The New York Times add three to their investigative team
Ellen Gabler joins from the Milwaukee Journal Sentinel, Michael LaForgia joins from the Tampa Bay Times, and Brian Rosenthal joins from of the Houston Chronicle
The New York Times today announced that they have added three new hires to its investigative team:
- Ellen Gabler (left) joins from the Milwaukee Journal Sentinel where she was a reporter and deputy investigations editor
- Michael LaForgia (middle) joins from the Tampa Bay Times, where he was an investigative editor and reporter
Both are joining the Investigative Department.
- Brian Rosenthal (right), previously of the Houston Chronicle, is joining Metro as an investigative reporter tasked with coverage of City Hall and Albany.
Here is the memo from masthead enterprise editor Rebecca Corbett and senior editor for investigations Paul Fishleder:
We’re delighted to announce that Ellen Gabler, of the Milwaukee Journal Sentinel, and Michael LaForgia, of the Tampa Bay Times, are joining the Investigations Department.
Ellen, an investigative reporter who has covered courts, cops, various government agencies and worked for several years as a business reporter, has focused most recently on health and regulatory issues.
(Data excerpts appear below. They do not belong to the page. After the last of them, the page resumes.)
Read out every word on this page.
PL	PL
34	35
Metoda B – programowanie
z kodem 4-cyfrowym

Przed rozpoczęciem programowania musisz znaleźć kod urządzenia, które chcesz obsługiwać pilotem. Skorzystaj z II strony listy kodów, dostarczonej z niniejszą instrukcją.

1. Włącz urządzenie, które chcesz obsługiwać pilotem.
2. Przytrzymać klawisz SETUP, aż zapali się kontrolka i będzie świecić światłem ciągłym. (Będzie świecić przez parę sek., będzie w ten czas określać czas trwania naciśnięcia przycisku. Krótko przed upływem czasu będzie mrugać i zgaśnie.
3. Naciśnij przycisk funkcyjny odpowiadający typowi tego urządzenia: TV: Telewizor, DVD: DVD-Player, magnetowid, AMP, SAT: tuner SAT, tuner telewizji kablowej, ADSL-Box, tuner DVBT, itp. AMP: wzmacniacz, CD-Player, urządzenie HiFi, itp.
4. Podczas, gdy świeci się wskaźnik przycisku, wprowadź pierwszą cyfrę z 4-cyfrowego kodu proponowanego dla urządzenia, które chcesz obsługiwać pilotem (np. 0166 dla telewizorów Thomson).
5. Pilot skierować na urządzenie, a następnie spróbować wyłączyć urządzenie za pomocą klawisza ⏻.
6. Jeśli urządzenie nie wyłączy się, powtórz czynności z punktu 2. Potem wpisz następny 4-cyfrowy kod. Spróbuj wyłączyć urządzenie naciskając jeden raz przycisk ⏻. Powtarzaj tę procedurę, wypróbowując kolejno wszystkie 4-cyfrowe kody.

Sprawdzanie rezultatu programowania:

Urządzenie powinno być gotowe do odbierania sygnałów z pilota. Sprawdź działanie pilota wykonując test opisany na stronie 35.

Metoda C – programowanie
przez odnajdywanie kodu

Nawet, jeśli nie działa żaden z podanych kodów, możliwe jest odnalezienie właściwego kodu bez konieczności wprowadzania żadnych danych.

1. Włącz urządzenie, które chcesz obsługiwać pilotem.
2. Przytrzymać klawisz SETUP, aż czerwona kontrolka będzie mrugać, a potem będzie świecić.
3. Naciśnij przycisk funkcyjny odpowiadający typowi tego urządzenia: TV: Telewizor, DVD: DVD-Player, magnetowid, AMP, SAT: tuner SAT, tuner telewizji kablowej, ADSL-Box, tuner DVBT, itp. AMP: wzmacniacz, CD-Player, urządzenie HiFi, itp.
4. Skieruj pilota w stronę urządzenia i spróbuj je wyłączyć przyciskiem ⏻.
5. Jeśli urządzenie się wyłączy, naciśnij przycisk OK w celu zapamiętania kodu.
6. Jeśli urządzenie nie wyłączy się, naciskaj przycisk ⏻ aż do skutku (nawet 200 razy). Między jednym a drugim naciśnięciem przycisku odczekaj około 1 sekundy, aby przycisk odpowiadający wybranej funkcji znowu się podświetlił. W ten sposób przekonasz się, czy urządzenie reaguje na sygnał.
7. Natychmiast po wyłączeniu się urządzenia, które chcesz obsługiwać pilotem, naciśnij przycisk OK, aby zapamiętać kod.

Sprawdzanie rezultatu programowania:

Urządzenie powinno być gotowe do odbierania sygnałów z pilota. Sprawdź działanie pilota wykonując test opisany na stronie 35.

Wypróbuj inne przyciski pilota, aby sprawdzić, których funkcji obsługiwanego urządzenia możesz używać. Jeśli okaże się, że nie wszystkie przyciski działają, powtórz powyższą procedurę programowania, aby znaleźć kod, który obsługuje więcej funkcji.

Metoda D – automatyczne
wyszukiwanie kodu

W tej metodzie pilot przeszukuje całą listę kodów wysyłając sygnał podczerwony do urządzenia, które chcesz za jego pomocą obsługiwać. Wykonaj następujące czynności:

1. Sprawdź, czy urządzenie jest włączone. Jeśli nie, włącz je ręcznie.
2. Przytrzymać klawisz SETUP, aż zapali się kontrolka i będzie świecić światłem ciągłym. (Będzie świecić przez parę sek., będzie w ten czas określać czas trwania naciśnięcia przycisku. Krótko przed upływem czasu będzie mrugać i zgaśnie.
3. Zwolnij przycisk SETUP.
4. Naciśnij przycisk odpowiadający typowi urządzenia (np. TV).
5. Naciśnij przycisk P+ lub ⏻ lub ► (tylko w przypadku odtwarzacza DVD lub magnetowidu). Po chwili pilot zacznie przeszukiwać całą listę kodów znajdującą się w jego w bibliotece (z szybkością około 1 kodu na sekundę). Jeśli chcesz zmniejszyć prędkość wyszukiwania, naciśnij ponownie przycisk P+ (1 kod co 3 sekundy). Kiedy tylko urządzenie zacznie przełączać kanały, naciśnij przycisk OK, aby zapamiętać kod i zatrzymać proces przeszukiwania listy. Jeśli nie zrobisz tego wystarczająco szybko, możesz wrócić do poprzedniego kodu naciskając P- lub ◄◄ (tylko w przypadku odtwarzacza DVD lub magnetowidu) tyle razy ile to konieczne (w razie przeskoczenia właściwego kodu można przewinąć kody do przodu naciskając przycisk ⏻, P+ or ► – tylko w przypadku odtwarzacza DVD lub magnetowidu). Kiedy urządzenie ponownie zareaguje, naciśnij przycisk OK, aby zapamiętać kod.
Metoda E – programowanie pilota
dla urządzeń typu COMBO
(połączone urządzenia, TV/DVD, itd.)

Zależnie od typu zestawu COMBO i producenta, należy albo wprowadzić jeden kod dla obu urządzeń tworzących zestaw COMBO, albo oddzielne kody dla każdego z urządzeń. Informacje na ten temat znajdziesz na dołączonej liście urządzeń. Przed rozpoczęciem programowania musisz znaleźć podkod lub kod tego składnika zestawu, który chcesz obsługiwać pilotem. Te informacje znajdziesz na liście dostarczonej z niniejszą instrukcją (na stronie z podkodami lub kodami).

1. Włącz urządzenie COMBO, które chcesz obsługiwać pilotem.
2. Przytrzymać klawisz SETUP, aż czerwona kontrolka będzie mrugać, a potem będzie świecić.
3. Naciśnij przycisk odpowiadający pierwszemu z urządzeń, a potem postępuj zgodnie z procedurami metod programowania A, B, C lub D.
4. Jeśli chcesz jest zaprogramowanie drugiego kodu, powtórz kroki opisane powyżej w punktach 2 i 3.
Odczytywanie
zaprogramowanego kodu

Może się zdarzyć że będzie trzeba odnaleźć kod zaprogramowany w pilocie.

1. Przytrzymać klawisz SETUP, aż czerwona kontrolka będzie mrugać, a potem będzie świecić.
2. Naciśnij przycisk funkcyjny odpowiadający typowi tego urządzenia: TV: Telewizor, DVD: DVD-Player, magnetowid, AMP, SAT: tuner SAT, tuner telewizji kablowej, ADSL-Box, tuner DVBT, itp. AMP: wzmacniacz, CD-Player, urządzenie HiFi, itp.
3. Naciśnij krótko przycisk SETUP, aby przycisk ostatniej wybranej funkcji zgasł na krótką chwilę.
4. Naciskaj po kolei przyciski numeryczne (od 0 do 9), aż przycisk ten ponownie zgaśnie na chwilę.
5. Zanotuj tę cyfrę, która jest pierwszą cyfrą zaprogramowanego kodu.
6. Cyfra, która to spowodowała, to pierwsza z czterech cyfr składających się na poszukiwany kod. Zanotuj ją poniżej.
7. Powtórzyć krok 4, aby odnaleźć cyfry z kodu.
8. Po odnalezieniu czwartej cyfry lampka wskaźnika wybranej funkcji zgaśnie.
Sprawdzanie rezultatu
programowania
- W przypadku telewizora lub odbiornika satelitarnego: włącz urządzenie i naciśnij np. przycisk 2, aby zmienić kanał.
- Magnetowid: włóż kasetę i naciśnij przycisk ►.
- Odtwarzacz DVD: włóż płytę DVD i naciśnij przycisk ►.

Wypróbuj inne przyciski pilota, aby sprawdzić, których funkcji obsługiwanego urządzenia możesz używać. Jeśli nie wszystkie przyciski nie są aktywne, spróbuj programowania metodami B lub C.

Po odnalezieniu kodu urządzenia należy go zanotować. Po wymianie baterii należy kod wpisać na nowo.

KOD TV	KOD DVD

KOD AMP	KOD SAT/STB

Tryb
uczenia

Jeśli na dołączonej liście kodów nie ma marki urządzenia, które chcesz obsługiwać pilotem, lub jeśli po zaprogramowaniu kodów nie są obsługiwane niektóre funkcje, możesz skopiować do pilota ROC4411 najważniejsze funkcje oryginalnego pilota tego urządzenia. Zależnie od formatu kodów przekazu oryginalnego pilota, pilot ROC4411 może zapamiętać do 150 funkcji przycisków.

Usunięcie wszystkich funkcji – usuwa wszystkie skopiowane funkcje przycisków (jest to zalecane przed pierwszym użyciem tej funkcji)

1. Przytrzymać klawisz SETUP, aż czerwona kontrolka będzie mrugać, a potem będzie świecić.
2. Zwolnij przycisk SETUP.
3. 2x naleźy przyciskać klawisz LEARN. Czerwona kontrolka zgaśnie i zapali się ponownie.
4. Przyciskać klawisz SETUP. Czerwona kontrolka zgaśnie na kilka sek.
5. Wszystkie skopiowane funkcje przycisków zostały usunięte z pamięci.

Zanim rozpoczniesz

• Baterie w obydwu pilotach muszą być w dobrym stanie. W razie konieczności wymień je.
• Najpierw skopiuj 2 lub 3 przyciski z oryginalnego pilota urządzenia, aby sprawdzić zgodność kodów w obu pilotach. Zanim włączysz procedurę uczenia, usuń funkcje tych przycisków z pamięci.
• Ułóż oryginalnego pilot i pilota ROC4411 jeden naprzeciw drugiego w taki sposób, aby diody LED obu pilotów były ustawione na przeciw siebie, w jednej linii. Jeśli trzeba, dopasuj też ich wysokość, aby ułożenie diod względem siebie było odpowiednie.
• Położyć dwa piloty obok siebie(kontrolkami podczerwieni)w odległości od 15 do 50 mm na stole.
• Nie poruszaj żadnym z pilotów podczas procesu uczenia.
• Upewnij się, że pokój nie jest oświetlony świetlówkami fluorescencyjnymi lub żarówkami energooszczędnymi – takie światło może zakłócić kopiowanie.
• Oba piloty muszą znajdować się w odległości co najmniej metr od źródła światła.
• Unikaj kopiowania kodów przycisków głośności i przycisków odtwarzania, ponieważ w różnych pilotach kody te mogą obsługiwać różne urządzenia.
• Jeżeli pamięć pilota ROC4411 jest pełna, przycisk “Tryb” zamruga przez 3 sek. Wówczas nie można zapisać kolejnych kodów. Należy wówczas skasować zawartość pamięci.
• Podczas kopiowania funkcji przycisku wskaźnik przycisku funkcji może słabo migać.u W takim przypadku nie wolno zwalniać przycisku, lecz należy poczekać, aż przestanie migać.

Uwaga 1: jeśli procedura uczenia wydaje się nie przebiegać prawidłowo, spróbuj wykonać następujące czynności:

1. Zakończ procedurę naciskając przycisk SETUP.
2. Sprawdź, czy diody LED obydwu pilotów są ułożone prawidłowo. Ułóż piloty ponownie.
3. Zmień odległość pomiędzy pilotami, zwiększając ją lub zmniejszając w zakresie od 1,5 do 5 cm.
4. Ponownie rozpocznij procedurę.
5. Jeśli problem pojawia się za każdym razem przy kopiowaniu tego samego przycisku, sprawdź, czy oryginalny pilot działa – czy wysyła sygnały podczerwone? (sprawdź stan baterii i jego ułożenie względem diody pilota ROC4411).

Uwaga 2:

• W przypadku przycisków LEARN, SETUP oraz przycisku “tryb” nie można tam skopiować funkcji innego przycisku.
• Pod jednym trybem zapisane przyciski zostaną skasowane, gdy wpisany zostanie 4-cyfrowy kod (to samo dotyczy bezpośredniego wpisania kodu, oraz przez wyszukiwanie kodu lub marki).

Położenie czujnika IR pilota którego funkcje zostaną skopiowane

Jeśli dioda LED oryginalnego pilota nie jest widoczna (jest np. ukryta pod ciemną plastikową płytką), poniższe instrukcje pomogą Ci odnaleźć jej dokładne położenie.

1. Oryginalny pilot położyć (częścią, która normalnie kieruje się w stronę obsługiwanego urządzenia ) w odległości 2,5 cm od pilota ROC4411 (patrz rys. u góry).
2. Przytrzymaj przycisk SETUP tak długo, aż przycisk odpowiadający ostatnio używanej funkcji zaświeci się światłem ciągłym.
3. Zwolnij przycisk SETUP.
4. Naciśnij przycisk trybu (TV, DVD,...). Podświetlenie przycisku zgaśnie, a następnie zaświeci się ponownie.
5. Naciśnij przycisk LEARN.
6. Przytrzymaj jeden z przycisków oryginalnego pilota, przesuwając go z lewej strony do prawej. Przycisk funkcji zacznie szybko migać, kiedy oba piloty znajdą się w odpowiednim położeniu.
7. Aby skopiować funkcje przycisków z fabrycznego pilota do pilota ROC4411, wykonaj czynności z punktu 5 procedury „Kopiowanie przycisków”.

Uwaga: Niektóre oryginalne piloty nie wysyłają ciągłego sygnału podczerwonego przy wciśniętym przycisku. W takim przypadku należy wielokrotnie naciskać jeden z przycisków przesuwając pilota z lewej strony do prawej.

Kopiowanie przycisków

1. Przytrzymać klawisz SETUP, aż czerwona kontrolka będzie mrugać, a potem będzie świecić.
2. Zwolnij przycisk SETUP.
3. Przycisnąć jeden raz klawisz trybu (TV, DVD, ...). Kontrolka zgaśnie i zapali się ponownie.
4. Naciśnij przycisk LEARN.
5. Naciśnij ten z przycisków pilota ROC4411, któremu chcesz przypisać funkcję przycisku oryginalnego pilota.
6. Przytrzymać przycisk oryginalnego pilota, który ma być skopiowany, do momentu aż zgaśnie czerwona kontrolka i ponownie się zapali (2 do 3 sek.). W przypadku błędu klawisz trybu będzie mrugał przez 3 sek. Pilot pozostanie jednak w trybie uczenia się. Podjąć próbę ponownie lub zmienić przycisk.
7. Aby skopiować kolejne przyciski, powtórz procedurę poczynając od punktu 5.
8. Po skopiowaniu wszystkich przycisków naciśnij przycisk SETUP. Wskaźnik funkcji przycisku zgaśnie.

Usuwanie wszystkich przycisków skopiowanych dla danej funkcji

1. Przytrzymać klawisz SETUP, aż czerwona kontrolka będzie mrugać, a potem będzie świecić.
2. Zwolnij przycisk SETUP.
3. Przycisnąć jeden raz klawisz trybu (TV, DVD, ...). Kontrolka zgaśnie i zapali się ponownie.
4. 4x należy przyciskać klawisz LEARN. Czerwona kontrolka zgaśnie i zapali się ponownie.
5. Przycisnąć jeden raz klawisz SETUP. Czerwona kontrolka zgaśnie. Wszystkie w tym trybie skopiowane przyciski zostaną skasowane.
Her remarkable reporting on flaws in the nation’s newborn screening program led to reforms in hospitals and states across the country. The stories disclosed the avoidable deaths of babies and devastating disabilities resulting from delays in mandatory screening tests or reporting results for a range of disorders, some of which required immediate treatment. She found that hospitals routinely ignored requirements to quickly send infants’ blood tests to labs; that labs in half the country were closed on weekends or holidays, postponing diagnoses and treatment; and that regulators rarely tracked performance or imposed penalties for lapses.
Other investigations have exposed harmful errors at medical laboratories and weak oversight by accrediting organizations, resulting in unnecessary surgeries, lethal mistakes in diagnoses, incorrect paternity results and drug testing inaccuracies that cost people jobs.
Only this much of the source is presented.